Houston Chronicle

Delta hiring back agents to ease rush

- By Kelly Yamanouchi

ATLANTA — As customers face hourslong phone waits for customer service, Delta Air Lines has called some former reservatio­ns employees back to work on a temporary basis to help handle the load.

Delta’s reservatio­ns lines are overloaded as travelers return to the skies and seek to use credits from flights canceled early in the pandemic. That means some customers faced phone waits of more than five and a half hours on Tuesday, for example.

Atlanta-based Delta cut about 18,000 people from its staff of 90,000 as travel dropped 60 percent in 2020 due to COVID-19, and had more than 40,000 employees take voluntary unpaid leaves of absence last year.

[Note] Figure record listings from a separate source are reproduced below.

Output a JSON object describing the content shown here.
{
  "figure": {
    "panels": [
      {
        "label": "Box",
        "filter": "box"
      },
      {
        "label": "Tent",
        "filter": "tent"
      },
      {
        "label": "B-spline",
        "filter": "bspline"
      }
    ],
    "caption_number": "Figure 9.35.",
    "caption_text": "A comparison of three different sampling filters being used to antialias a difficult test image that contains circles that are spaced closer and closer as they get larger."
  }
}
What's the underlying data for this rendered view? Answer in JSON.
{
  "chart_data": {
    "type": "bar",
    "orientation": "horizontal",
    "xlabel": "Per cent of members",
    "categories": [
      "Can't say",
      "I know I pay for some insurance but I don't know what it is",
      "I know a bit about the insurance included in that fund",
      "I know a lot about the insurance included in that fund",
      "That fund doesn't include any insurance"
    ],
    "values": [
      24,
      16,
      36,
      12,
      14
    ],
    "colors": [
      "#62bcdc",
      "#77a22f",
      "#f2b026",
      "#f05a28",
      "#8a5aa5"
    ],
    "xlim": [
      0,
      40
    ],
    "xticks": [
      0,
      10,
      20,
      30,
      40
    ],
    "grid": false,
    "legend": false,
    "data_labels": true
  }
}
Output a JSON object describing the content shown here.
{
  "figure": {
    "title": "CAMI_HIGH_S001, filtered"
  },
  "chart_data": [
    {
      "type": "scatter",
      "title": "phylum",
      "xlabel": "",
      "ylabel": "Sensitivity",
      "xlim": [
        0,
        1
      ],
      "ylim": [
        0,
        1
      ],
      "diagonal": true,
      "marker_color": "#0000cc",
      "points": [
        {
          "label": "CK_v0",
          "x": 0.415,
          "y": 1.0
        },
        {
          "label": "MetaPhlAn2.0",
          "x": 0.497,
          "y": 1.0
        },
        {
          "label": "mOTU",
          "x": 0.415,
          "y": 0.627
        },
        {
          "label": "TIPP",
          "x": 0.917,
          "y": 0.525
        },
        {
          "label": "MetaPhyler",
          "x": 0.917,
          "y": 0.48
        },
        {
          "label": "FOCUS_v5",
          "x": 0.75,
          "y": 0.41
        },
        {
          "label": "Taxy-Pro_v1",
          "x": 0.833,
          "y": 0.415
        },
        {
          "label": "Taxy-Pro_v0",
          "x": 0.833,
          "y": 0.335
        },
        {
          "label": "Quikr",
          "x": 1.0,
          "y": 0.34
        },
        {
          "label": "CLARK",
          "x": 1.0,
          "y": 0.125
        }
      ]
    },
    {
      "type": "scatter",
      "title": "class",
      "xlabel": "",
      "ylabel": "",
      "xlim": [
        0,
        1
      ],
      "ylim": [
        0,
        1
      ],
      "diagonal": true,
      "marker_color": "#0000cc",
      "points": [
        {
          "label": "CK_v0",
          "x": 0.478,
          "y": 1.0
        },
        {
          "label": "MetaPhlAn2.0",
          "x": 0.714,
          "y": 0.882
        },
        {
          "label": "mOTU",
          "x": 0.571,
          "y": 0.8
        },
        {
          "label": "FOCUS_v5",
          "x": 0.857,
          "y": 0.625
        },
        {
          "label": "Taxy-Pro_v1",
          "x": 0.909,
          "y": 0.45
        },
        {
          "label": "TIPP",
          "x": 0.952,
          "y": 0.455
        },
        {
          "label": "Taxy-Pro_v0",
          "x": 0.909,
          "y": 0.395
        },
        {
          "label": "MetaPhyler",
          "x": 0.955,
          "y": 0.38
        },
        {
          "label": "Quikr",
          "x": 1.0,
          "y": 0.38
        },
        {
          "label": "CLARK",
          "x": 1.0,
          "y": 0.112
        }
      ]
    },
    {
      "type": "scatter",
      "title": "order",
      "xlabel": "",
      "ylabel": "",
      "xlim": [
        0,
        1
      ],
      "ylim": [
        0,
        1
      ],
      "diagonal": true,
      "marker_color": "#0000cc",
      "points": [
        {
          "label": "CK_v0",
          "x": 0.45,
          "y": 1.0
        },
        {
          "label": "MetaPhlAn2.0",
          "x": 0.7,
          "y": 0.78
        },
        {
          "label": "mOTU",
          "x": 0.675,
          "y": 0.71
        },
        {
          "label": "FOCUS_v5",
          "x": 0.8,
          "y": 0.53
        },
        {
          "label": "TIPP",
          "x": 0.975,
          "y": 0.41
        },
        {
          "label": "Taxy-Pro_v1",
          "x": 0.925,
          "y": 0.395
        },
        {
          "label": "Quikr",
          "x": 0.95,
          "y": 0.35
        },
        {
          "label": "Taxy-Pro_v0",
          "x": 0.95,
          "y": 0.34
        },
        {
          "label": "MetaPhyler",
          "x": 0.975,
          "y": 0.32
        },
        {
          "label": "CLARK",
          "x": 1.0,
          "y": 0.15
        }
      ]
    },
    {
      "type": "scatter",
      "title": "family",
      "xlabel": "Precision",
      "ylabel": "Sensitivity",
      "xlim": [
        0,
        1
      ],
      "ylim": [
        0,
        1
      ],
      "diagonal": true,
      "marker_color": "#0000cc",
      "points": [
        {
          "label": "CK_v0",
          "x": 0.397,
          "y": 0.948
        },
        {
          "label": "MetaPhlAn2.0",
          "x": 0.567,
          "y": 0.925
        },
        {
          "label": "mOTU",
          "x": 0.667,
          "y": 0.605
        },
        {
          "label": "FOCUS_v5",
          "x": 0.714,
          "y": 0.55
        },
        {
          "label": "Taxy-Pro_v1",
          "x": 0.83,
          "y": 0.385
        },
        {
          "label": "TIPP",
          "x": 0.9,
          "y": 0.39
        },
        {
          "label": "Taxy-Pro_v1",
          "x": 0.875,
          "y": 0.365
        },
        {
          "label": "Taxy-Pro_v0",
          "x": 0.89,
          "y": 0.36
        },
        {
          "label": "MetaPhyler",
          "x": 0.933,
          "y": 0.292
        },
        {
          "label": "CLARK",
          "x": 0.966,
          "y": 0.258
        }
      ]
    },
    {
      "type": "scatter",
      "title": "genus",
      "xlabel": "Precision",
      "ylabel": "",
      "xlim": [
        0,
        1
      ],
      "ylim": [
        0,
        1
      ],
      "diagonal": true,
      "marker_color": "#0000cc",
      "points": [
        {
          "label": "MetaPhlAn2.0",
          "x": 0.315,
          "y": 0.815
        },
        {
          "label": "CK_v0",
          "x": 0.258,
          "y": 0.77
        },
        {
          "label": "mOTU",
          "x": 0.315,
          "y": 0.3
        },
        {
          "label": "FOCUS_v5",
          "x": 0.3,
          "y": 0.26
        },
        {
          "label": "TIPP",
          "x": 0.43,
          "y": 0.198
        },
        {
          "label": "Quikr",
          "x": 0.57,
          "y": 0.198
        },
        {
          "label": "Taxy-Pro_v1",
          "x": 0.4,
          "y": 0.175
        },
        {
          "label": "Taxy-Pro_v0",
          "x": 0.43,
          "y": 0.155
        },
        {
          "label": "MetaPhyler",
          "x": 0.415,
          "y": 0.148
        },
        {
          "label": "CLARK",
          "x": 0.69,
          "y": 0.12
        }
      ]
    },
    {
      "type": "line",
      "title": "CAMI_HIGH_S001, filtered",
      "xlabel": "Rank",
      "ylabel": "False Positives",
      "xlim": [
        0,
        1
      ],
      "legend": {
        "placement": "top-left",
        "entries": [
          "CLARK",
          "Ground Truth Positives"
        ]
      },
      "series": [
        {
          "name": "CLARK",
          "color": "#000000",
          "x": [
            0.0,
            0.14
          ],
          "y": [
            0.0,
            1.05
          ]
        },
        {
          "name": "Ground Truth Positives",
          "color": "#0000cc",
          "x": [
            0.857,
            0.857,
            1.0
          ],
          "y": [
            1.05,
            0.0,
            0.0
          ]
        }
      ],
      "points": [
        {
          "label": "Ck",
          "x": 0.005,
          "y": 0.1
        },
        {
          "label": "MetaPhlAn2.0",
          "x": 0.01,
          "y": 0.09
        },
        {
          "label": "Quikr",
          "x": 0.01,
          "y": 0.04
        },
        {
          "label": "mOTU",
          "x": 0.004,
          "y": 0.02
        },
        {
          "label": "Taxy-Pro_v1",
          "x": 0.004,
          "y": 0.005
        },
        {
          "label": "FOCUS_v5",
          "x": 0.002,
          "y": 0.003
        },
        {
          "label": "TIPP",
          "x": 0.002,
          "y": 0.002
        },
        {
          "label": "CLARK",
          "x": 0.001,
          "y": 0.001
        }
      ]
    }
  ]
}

Today, the company has about 75,000 employees, but some are still on leave. According to the most recent federal statistics, Delta had 65,659 employees working in April, including full-time and part-time workers. That’s down 27 percent from a year earlier.

The airline is now increasing its staffing levels as the summer travel season ramps up, bringing back hundreds of reservatio­ns agents who have worked for the airline in the past because they have the skills to quickly begin handling calls again.

Delta has already seen a strong recovery in domestic leisure travel this month, driving more queries from travelers. The long waits mark a return to some of the frustratio­ns from last year, when travelers waited for hours to cancel flights and seek credits or refunds as the coronaviru­s spread.

The company in a written statement this week acknowledg­ed that “our wait times are not currently where we’d like them to be.”

The airline also plans to hire 1,300 new employees this year to help handle the workload.

Delta recommends customers first try using the airline’s online tools to rebook or change flights or find out about travel requiremen­ts.